The Yeo-Johnson transformation is commonly used to reduce skewness in numeric predictors.
skew_recipe <- recipe(Sale_Price ~ ., data = ames_train) %>%
step_YeoJohnson(all_numeric_predictors())
skew_recipe
tidy(skew_recipe)
We can assume that YeoJohson is still False because we haven’t run step prep ().
Recipes workflow should be
recipe() ↓ step_* ↓ prep() ↓ bake()
Standardization rescales numeric variables so that they have a mean of zero and a standard deviation of one.
This preprocessing step is especially important for algorithms that are sensitive to feature scale, such as KNN, SVM, and neural networks.
std_recipe <- ames_recipe %>%
step_center(all_numeric(), -all_outcomes()) %>%
step_scale(all_numeric(), -all_outcomes())
std_recipe
tidy(std_recipe)
This report demonstrated several important feature engineering techniques discussed in Chapter 3 of Hands-On Machine Learning with R.
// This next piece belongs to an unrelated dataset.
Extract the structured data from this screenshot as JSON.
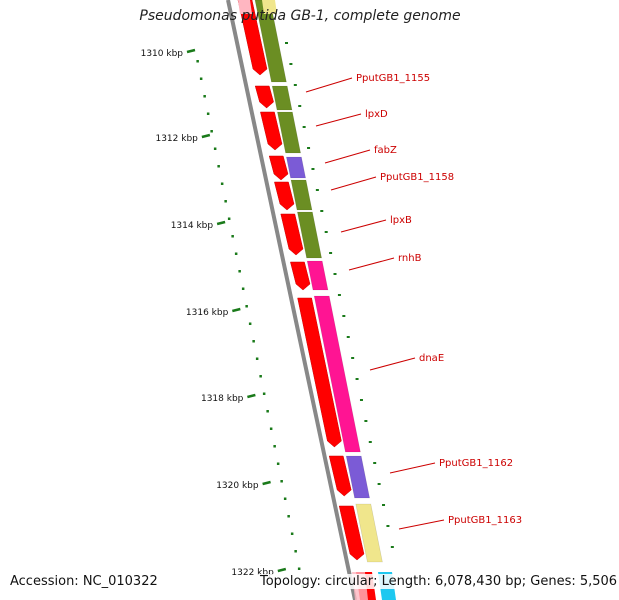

The examples illustrated how preprocessing methods such as target transformations, missing value imputation, feature filtering, and numeric feature scaling can improve data quality prior to model training.
Proper preprocessing is an essential step in the machine learning pipeline, as it helps ensure that models receive well-structured and informative data.